On an afternoon in which she scored her 3000th point, she complemented her scoring with 6 assists, 5 rebounds, 3 blocks (!!) and 3 steals, not to mention going 7 for 7 from the free throw line. That’s right, she did absolutely everything a player can be expected to do.

So when she turned it up a notch in the fourth quarter along with the improved team defense and ball movement, it was just too much for Houston to respond to. The Mercury outscored Houston by 11 points in the 4th.

You might look at Taurasi’s team-high 19 shots and say that she was shooting too much to be helping her team. But when you shoot as efficiently as Taurasi did, you actually draw the attention of the defense and open up the offense for your team.

Taurasi’s field goal percentage was 47%, but if you consider the value of the three pointers she made in addition to her perfect outing at the free throw line, you get an even more spectacular story. I’ll borrow the Scoring field goal percentage (ScFG) statistic from Bob Chaiken for this one.
Bob Chaikin, whose fine statistical research can be found at, ranks shooting efficiency with a statistic called scoring field goal percentage. The formula is: (Two point field goals made + 1.5 X Three point field goals made + Free throws made/2) / (Field goals attempted + Free throws attempted/2).
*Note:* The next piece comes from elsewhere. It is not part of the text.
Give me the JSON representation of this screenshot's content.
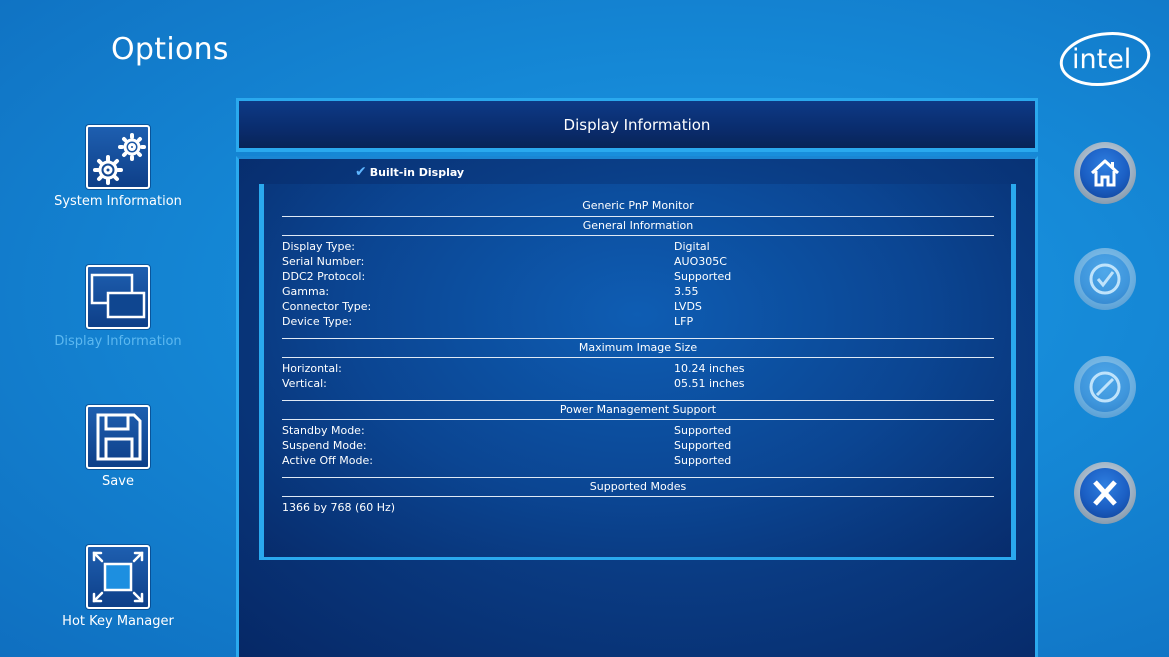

This method provides a more complete picture than field goal percentage does because it accounts for the added value of three-pointers made plus the points produced by drawing fouls and making free throws.
Taurasi’s ScFG% for the Comets game was 67%. That’s astounding. The NBA league average usually hovers around 52-53% to give you a sense of how good that is (I haven’t calculated the WNBA’s average, but will eventually). That’s what MVPs do – carry the team in whatever way necessary to win games.

The Big Picture

When you’re moving the ball, have five players in double figures, have two players able to drive and get to the free throw line (Pondexter was 8-10), and have your defense working, you’re tough to beat. Having an MVP candidate on top of all that makes winning games much easier.

In fact, there’s a pretty reliable formula for Mercury wins this season – when the Mercury are able to keep the ast/fg differential within a few percentage points (meaning disruptive defense and ball movement on offense) and Taurasi scores above her average of 23.9 points per game, the Mercury win. The one exception so far just glancing through box scores, is the Seattle game in which Taurasi had 37 points in a loss.

I haven’t looked at these numbers across the league, but it would make sense that ball movement and star power have a major effect on the outcome of games across the WNBA.

Related Links:

Mercury, Taurasi knock off Comets

ESPN shot charts (I love these things)

Transition points:

Just for a point of reference, the Mercury began the season 2-6. During those losses, their ast/fg ratio was at 47%, the same as it was during the first half of the Comets game.